Prosecutors are seeking jail sentences for two pipeline protesters convicted last year of criminal contempt for storming a Trans Mountain worksite in Kamloops and refusing to leave.

April Thomas and Jocelyn Billie Pierre were two of eight protesters convicted following trials in December in BC Supreme Court. They are the only two who have not yet been sentenced.

Thomas and Pierre, alongside Henry Sauls and Romilly Cavanaugh, were convicted for violating an injunction that lays out a five-metre buffer zone around all Trans Mountain construction sites.

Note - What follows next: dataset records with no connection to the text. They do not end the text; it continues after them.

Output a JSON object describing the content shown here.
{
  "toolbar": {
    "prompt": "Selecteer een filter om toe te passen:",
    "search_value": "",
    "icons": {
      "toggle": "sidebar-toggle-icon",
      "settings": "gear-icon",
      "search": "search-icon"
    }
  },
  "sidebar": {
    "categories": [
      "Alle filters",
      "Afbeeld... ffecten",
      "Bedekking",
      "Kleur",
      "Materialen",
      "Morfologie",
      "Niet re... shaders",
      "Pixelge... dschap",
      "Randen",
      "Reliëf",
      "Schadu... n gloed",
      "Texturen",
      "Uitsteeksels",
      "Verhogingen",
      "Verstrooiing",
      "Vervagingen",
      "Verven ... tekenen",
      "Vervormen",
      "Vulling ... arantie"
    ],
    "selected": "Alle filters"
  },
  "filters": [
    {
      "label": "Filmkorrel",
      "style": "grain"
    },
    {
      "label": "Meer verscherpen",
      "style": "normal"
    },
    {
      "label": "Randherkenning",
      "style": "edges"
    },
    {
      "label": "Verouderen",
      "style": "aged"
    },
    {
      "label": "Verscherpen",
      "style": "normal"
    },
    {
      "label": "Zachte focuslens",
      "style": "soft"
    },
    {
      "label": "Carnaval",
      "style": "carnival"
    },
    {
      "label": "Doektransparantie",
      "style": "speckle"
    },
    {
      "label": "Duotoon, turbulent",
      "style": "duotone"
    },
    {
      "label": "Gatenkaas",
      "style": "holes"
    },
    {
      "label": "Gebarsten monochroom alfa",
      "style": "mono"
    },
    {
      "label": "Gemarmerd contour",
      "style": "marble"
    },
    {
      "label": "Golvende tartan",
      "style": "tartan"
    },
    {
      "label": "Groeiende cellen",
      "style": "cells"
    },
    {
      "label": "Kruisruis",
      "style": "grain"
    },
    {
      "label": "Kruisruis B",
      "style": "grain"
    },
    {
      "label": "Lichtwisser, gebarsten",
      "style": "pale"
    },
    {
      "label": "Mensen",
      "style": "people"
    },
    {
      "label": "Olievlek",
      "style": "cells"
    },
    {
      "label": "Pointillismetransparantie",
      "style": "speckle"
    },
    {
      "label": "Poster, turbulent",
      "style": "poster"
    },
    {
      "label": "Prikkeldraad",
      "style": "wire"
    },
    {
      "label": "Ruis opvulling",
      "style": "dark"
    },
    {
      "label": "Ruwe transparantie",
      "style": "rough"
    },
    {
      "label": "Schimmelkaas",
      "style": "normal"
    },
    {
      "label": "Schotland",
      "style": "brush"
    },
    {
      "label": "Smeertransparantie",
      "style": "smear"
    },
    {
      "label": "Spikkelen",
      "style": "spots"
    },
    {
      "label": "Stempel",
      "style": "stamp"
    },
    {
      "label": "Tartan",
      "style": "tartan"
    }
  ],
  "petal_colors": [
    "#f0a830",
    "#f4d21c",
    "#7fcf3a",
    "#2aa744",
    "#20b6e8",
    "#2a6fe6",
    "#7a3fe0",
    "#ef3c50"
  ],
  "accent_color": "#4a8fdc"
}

During a hearing on Monday, Crown prosecutor Trevor Shaw said he is seeking a 32-day sentence for Thomas and a 40-day sentence for Pierre.

Shaw said he is OK with Pierre serving her sentence as house arrest to allow her to care for her teenaged son.

The two women were among a group of people who entered onto a Trans Mountain worksite on Mission Flats on Oct. 15, 2020.

Thomas climbed onto an excavator and took a selfie, then refused to leave. Pierre zip-tied herself to a bulldozer and had to be carried away by police.

Sauls was sentenced to 28 days in jail and Cavanaugh received a 32-day sentence.

Four other protesters — Miranda Dick, Heather Lamoureux, Susan Bibbings and Laura Zadarozny — were also handed similar jail sentences in February for their part in an Oct. 17, 2020, protest at a Trans Mountain worksite near Kamloops Airport.

A decision from BC Supreme Court Justice Shelley Fitzpatrick is expected sometime this week.